As mentioned, Richie is played by March in unconvincing boy drag, but unlike other Erotic Thrillers of the era, Color of Night doesn’t entirely devolve into transphobic/queer panic. While the hyperbolic medical diagnosis of Richie as a “genuine nut case” and “volatile and dangerous” is completely incongruous with the experiences of transpeople, Ray and Chapman subvert expectations when it is revealed that Rose/Richie is not the killer (That would be Andrew Lowery‘s Dale, their psychotic older brother).
In the film’s climax, we learn that after Richie died by suicide, Dale forced Rose to impersonate their dead sibling against her will. Over time this caused her to develop something akin to dissociative identity disorder, hence the reason why she assumed different personas when she dated each member of Moore’s group. Rose still identifies as female, however, and Dale is very clearly the killer, and therefore the film’s true villain.

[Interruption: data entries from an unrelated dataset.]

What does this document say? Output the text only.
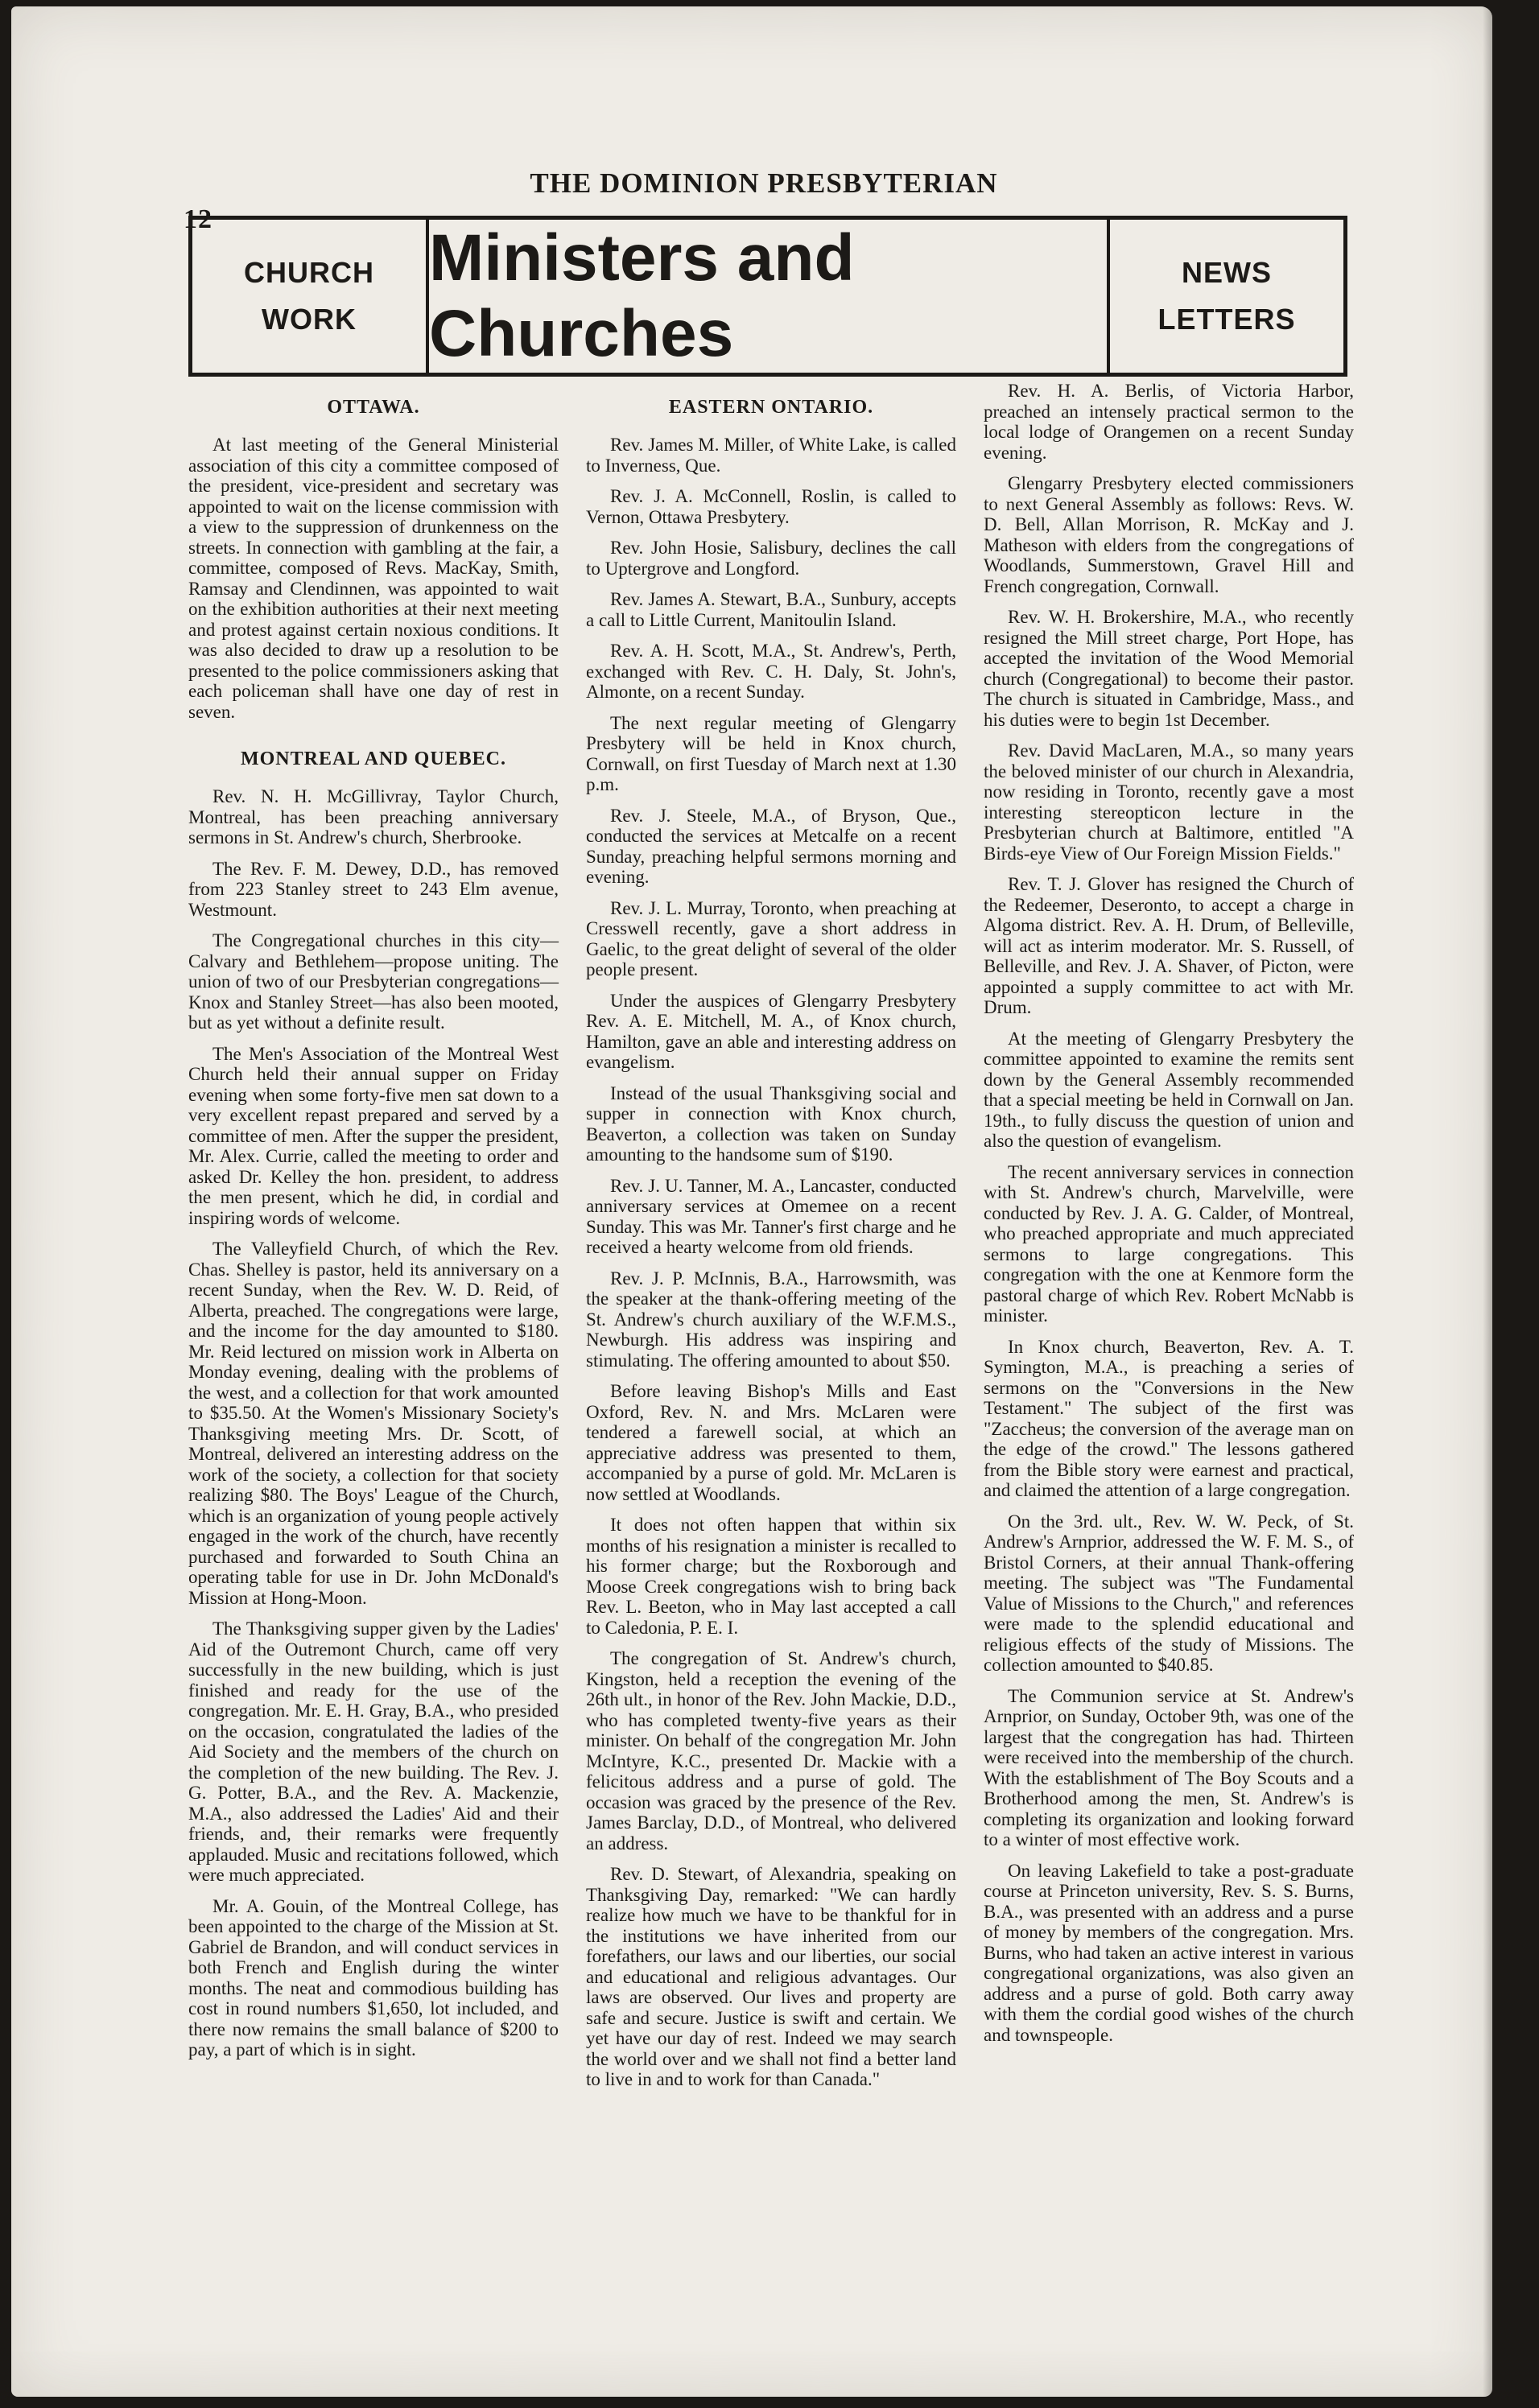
12
THE DOMINION PRESBYTERIAN
CHURCH
WORK
Ministers and Churches
NEWS
LETTERS
OTTAWA.

At last meeting of the General Ministerial association of this city a committee composed of the president, vice-president and secretary was appointed to wait on the license commission with a view to the suppression of drunkenness on the streets. In connection with gambling at the fair, a committee, composed of Revs. MacKay, Smith, Ramsay and Clendinnen, was appointed to wait on the exhibition authorities at their next meeting and protest against certain noxious conditions. It was also decided to draw up a resolution to be presented to the police commissioners asking that each policeman shall have one day of rest in seven.

MONTREAL AND QUEBEC.

Rev. N. H. McGillivray, Taylor Church, Montreal, has been preaching anniversary sermons in St. Andrew's church, Sherbrooke.

The Rev. F. M. Dewey, D.D., has removed from 223 Stanley street to 243 Elm avenue, Westmount.

The Congregational churches in this city—Calvary and Bethlehem—propose uniting. The union of two of our Presbyterian congregations—Knox and Stanley Street—has also been mooted, but as yet without a definite result.

The Men's Association of the Montreal West Church held their annual supper on Friday evening when some forty-five men sat down to a very excellent repast prepared and served by a committee of men. After the supper the president, Mr. Alex. Currie, called the meeting to order and asked Dr. Kelley the hon. president, to address the men present, which he did, in cordial and inspiring words of welcome.

The Valleyfield Church, of which the Rev. Chas. Shelley is pastor, held its anniversary on a recent Sunday, when the Rev. W. D. Reid, of Alberta, preached. The congregations were large, and the income for the day amounted to $180. Mr. Reid lectured on mission work in Alberta on Monday evening, dealing with the problems of the west, and a collection for that work amounted to $35.50. At the Women's Missionary Society's Thanksgiving meeting Mrs. Dr. Scott, of Montreal, delivered an interesting address on the work of the society, a collection for that society realizing $80. The Boys' League of the Church, which is an organization of young people actively engaged in the work of the church, have recently purchased and forwarded to South China an operating table for use in Dr. John McDonald's Mission at Hong-Moon.

The Thanksgiving supper given by the Ladies' Aid of the Outremont Church, came off very successfully in the new building, which is just finished and ready for the use of the congregation. Mr. E. H. Gray, B.A., who presided on the occasion, congratulated the ladies of the Aid Society and the members of the church on the completion of the new building. The Rev. J. G. Potter, B.A., and the Rev. A. Mackenzie, M.A., also addressed the Ladies' Aid and their friends, and, their remarks were frequently applauded. Music and recitations followed, which were much appreciated.

Mr. A. Gouin, of the Montreal College, has been appointed to the charge of the Mission at St. Gabriel de Brandon, and will conduct services in both French and English during the winter months. The neat and commodious building has cost in round numbers $1,650, lot included, and there now remains the small balance of $200 to pay, a part of which is in sight.

EASTERN ONTARIO.

Rev. James M. Miller, of White Lake, is called to Inverness, Que.

Rev. J. A. McConnell, Roslin, is called to Vernon, Ottawa Presbytery.

Rev. John Hosie, Salisbury, declines the call to Uptergrove and Longford.

Rev. James A. Stewart, B.A., Sunbury, accepts a call to Little Current, Manitoulin Island.

Rev. A. H. Scott, M.A., St. Andrew's, Perth, exchanged with Rev. C. H. Daly, St. John's, Almonte, on a recent Sunday.

The next regular meeting of Glengarry Presbytery will be held in Knox church, Cornwall, on first Tuesday of March next at 1.30 p.m.

Rev. J. Steele, M.A., of Bryson, Que., conducted the services at Metcalfe on a recent Sunday, preaching helpful sermons morning and evening.

Rev. J. L. Murray, Toronto, when preaching at Cresswell recently, gave a short address in Gaelic, to the great delight of several of the older people present.

Under the auspices of Glengarry Presbytery Rev. A. E. Mitchell, M. A., of Knox church, Hamilton, gave an able and interesting address on evangelism.

Instead of the usual Thanksgiving social and supper in connection with Knox church, Beaverton, a collection was taken on Sunday amounting to the handsome sum of $190.

Rev. J. U. Tanner, M. A., Lancaster, conducted anniversary services at Omemee on a recent Sunday. This was Mr. Tanner's first charge and he received a hearty welcome from old friends.

Rev. J. P. McInnis, B.A., Harrowsmith, was the speaker at the thank-offering meeting of the St. Andrew's church auxiliary of the W.F.M.S., Newburgh. His address was inspiring and stimulating. The offering amounted to about $50.

Before leaving Bishop's Mills and East Oxford, Rev. N. and Mrs. McLaren were tendered a farewell social, at which an appreciative address was presented to them, accompanied by a purse of gold. Mr. McLaren is now settled at Woodlands.

It does not often happen that within six months of his resignation a minister is recalled to his former charge; but the Roxborough and Moose Creek congregations wish to bring back Rev. L. Beeton, who in May last accepted a call to Caledonia, P. E. I.

The congregation of St. Andrew's church, Kingston, held a reception the evening of the 26th ult., in honor of the Rev. John Mackie, D.D., who has completed twenty-five years as their minister. On behalf of the congregation Mr. John McIntyre, K.C., presented Dr. Mackie with a felicitous address and a purse of gold. The occasion was graced by the presence of the Rev. James Barclay, D.D., of Montreal, who delivered an address.

Rev. D. Stewart, of Alexandria, speaking on Thanksgiving Day, remarked: "We can hardly realize how much we have to be thankful for in the institutions we have inherited from our forefathers, our laws and our liberties, our social and educational and religious advantages. Our laws are observed. Our lives and property are safe and secure. Justice is swift and certain. We yet have our day of rest. Indeed we may search the world over and we shall not find a better land to live in and to work for than Canada."

Rev. H. A. Berlis, of Victoria Harbor, preached an intensely practical sermon to the local lodge of Orangemen on a recent Sunday evening.

Glengarry Presbytery elected commissioners to next General Assembly as follows: Revs. W. D. Bell, Allan Morrison, R. McKay and J. Matheson with elders from the congregations of Woodlands, Summerstown, Gravel Hill and French congregation, Cornwall.

Rev. W. H. Brokershire, M.A., who recently resigned the Mill street charge, Port Hope, has accepted the invitation of the Wood Memorial church (Congregational) to become their pastor. The church is situated in Cambridge, Mass., and his duties were to begin 1st December.

Rev. David MacLaren, M.A., so many years the beloved minister of our church in Alexandria, now residing in Toronto, recently gave a most interesting stereopticon lecture in the Presbyterian church at Baltimore, entitled "A Birds-eye View of Our Foreign Mission Fields."

Rev. T. J. Glover has resigned the Church of the Redeemer, Deseronto, to accept a charge in Algoma district. Rev. A. H. Drum, of Belleville, will act as interim moderator. Mr. S. Russell, of Belleville, and Rev. J. A. Shaver, of Picton, were appointed a supply committee to act with Mr. Drum.

At the meeting of Glengarry Presbytery the committee appointed to examine the remits sent down by the General Assembly recommended that a special meeting be held in Cornwall on Jan. 19th., to fully discuss the question of union and also the question of evangelism.

The recent anniversary services in connection with St. Andrew's church, Marvelville, were conducted by Rev. J. A. G. Calder, of Montreal, who preached appropriate and much appreciated sermons to large congregations. This congregation with the one at Kenmore form the pastoral charge of which Rev. Robert McNabb is minister.

In Knox church, Beaverton, Rev. A. T. Symington, M.A., is preaching a series of sermons on the "Conversions in the New Testament." The subject of the first was "Zaccheus; the conversion of the average man on the edge of the crowd." The lessons gathered from the Bible story were earnest and practical, and claimed the attention of a large congregation.

On the 3rd. ult., Rev. W. W. Peck, of St. Andrew's Arnprior, addressed the W. F. M. S., of Bristol Corners, at their annual Thank-offering meeting. The subject was "The Fundamental Value of Missions to the Church," and references were made to the splendid educational and religious effects of the study of Missions. The collection amounted to $40.85.

The Communion service at St. Andrew's Arnprior, on Sunday, October 9th, was one of the largest that the congregation has had. Thirteen were received into the membership of the church. With the establishment of The Boy Scouts and a Brotherhood among the men, St. Andrew's is completing its organization and looking forward to a winter of most effective work.

On leaving Lakefield to take a post-graduate course at Princeton university, Rev. S. S. Burns, B.A., was presented with an address and a purse of money by members of the congregation. Mrs. Burns, who had taken an active interest in various congregational organizations, was also given an address and a purse of gold. Both carry away with them the cordial good wishes of the church and townspeople.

In a way, Color of Night partially side-steps Hollywood’s problematic tendency of demonizing queer sexuality or playing into outdated tropes about transwomen as killers. While it doesn’t excuse the false sentiments made about Richie, the film’s “twist” has aged better than other Erotic Thrillers such as Psycho, Dressed to Kill, and Stripped to Kill.
Queer elements aside, Color of Night’s greatest weakness is its disinterest in developing characters beyond stock, one-dimensional tropes. The film would have been better served by either beefing up the role of a few of its exceedingly talented character actors or leaning into the smutty intrigue of the subgenre and making the narrative a proper sexual thriller (or both).
By straying too far off the well-established path of its predecessors, the film ultimately fails to satisfy. Color of Night is primarily a bland mystery with too few thrills and too little sex to qualify as a serviceable Erotic Thriller.
Sex Crimes is a column that explores the legacy of erotic thrillers, from issues of marital infidelity to inappropriate underage affairs to sexualized crimes. In this subgenre, sex and violence are inexplicably intertwined as the dangers of intercourse take on a whole new meaning.